How you communicate during an incident matters almost as much as how quickly you fix it. Customers who receive clear, timely status updates are significantly more forgiving of outages than customers who are left in silence, guessing whether anyone is working on the problem. The companies that handle incidents well often emerge with stronger customer trust than before the incident — because transparent communication during adversity builds credibility that no marketing can replicate.
The Communication Failure Pattern
Most companies make the same mistakes during incidents:
Too late — The first public communication comes 45 minutes into an incident that's already generated hundreds of support tickets. By then, customers are frustrated and the update feels reactive.
Too vague — "We are investigating reports of issues affecting some users" tells customers nothing. They still don't know if they're affected, what's broken, or when it will be fixed.
Too infrequent — An initial post followed by two hours of silence. Silence signals that no one is working on it.
Too technical — Root cause explanations that reference database replication lag or Kubernetes node failures mean nothing to most customers.
Too optimistic — Committing to resolution timelines that slip, eroding trust.
Communication Cadence
Establish update frequency before the incident happens, not during it:
| Incident Severity | Initial Update | Update Frequency | Resolution Update | |---|---|---|---| | P1 (Critical) | Within 10 minutes | Every 15-20 minutes | Immediate on resolution | | P2 (High) | Within 20 minutes | Every 30 minutes | Within 5 minutes of resolution | | P3 (Medium) | Within 60 minutes | Every hour | End of business day | | P4 (Low) | Next business day | As needed | When resolved |
The cadence is a commitment to customers. If you say "next update in 15 minutes," publish one in 15 minutes even if you have no new information. The update can say "we're still investigating" — but it must come.
Writing Effective Status Updates
The Three-Part Structure
Every status update should answer three questions:
- What happened? (factual, no speculation about cause)
- What are we doing? (concrete actions, not "investigating")
- What should you do / what's next? (action for users, next update time)
Examples
Bad initial update:
We are aware of reports of issues and our team is investigating.
We will provide more information as it becomes available.
Good initial update:
Investigating — [2025-04-16 14:32 UTC]
We are investigating an issue causing login failures for a subset
of users. Users attempting to log in may see a "500 Internal Server
Error" or receive no response.
The issue began approximately 14:15 UTC. We do not yet know the cause
but our engineering team is actively investigating.

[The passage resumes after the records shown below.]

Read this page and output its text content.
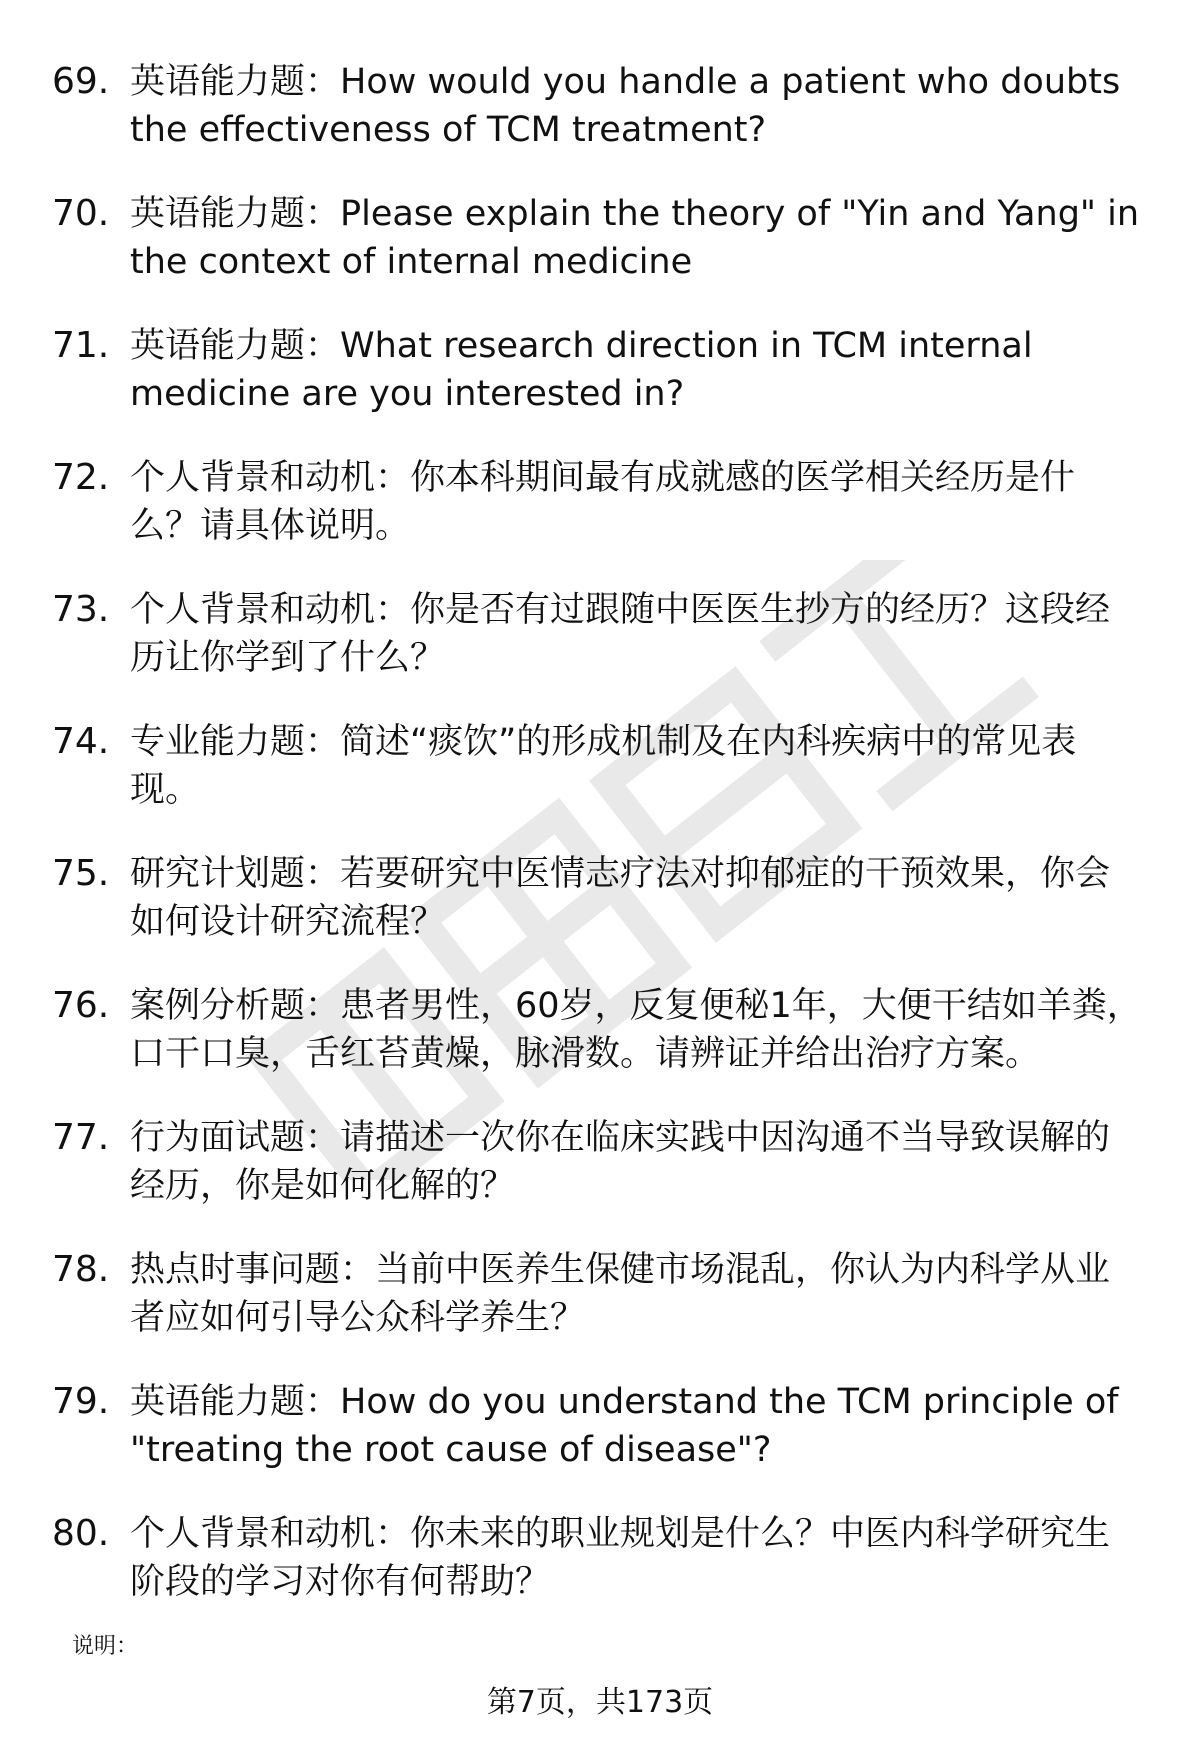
69. 英语能力题：How would you handle a patient who doubts the effectiveness of TCM treatment?
70. 英语能力题：Please explain the theory of "Yin and Yang" in the context of internal medicine
71. 英语能力题：What research direction in TCM internal medicine are you interested in?
72. 个人背景和动机：你本科期间最有成就感的医学相关经历是什么？请具体说明。
73. 个人背景和动机：你是否有过跟随中医医生抄方的经历？这段经历让你学到了什么？
74. 专业能力题：简述“痰饮”的形成机制及在内科疾病中的常见表现。
75. 研究计划题：若要研究中医情志疗法对抑郁症的干预效果，你会如何设计研究流程？
76. 案例分析题：患者男性，60岁，反复便秘1年，大便干结如羊粪，口干口臭，舌红苔黄燥，脉滑数。请辨证并给出治疗方案。
77. 行为面试题：请描述一次你在临床实践中因沟通不当导致误解的经历，你是如何化解的？
78. 热点时事问题：当前中医养生保健市场混乱，你认为内科学从业者应如何引导公众科学养生？
79. 英语能力题：How do you understand the TCM principle of "treating the root cause of disease"?
80. 个人背景和动机：你未来的职业规划是什么？中医内科学研究生阶段的学习对你有何帮助？
说明：
第7页，共173页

If you need urgent access, please contact support at support@example.com.
Next update by 14:50 UTC.
Bad progress update:
Update: We are still working on this issue and hope to have it
resolved soon.
Good progress update:
Identified — [2025-04-16 14:48 UTC]
We have identified the cause: a configuration change deployed at
14:10 UTC is causing authentication failures for users in the
EU region.
We are rolling back the change now. This rollback typically takes
5-10 minutes to complete.
Users in North America and Asia-Pacific are not affected.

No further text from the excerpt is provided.